The library place of refuge is so compelling that it is translated into things that remind people of libraries, in this case, a video meant to create a library mood. 


Across the Years the Pages Come Alive

Jennifer Schuessler, "Across the Years the Pages Come Alive," New York Times, February 19, 2021, p. C12.

Julie Carlsen, a librarian and cataloger who curated the exhibition with Lomazow, called his collection “endlessly fascinating,” if a bit daunting to sort through in search of a clear narrative line. “It’s encyclopedic, as is Stephen’s memory of it,” she said. “He has highbrow material, but also oddball one-off material. It’s wonderful to page through.”

COMMENT

The librarian helped curate a display of  first issues of magazines. 

 

 

Latina/o transfer students’ selective integration and spatial awareness of university spaces

 Andrade, Luis M. "Latina/o transfer students’ selective integration and spatial awareness of university spaces." Journal of Hispanic Higher Education 17, no. 4 (2018): 347-374.

The most prevalent theme that emerged was that students navigated toward spaces where they could connect with other Latina/os. The most common place they visited to meet other Latina/os was the library. In total, nine students identified the library and areas within the library, such as the Chicana/o Resource Center 

...

The second consistent emergent theme was that students navigated to areas on their campus to be alone. They sought quiet spaces to escape the academic life and to rest. Unsurprisingly, the library was the most cited area where students visited to be alone. 

... 

The third most prevalent emergent theme was that students navigated toward spaces where they could benefit from others—students or faculty—in their majors. Five students indicated that they preferred to visit the buildings that housed their majors, such as the business, biology, or science buildings.

Tuesday, February 16, 2021

Library association awards Carnegie medals to McBride, Giggs

 

Hillel Italie, "Library association awards Carnegie medals to McBride, Giggs" Washington Post, February 4, 2021.  https://www.washingtonpost.com/national/library-association-awards-carnegie-medals-to-mcbride-giggs/2021/02/04/5a82f238-6735-11eb-bab8-707f8769d785_story.html


NEW YORK — This year’s winners of the Carnegie medals for fiction and nonfiction, presented by the American Library Association, have each checked out a few books in their time.

“I work from libraries a lot, and my wallet is full of library cards,” says Rebecca Giggs, an Australian author whose “Fathoms: The World in the Whale” received the nonfiction prize Thursday.

James McBride, the fiction winner for “Deacon King Kong,” has library cards in four different cities and wrote parts of his novel in branches in New York City and Philadelphia.

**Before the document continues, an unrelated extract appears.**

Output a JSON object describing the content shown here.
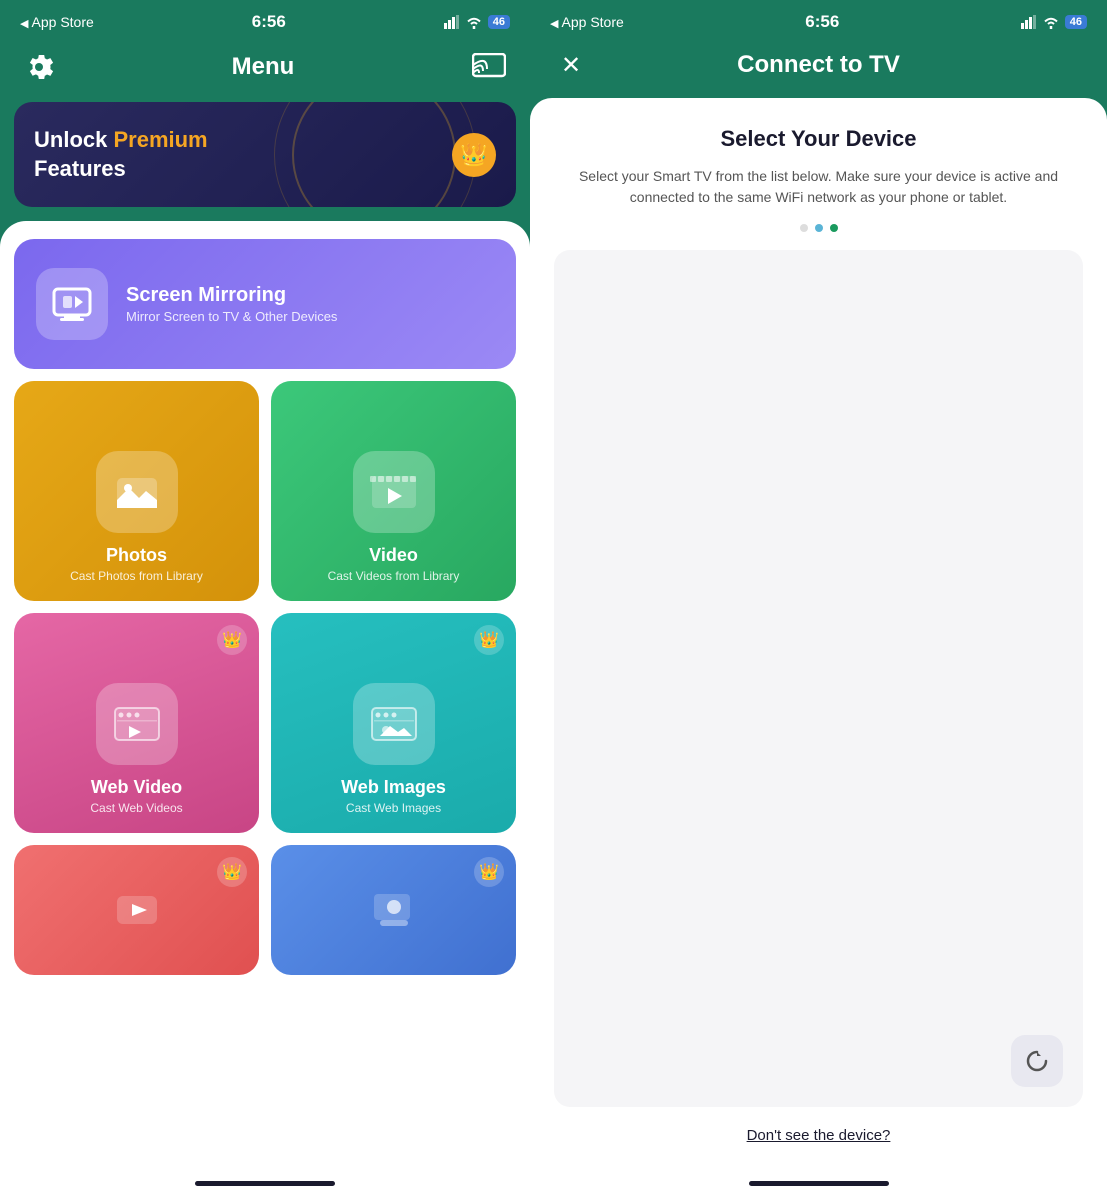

“In New York you can get anything you want but it takes longer because you can’t leave the library with them. But in Philly, you can,” explained McBride, whose novel last year was chosen by Oprah Winfrey for her book club.

...

McBride and Giggs each have strong childhood memories of libraries. McBride, a longtime New Yorker, would visit them often because they were a “safe space” and because his family couldn’t afford to buy many books. Giggs remembers her mother getting into aerobics “in a big way” and , a few nights a week, dropping off her and her sister at a library next door to the workout space.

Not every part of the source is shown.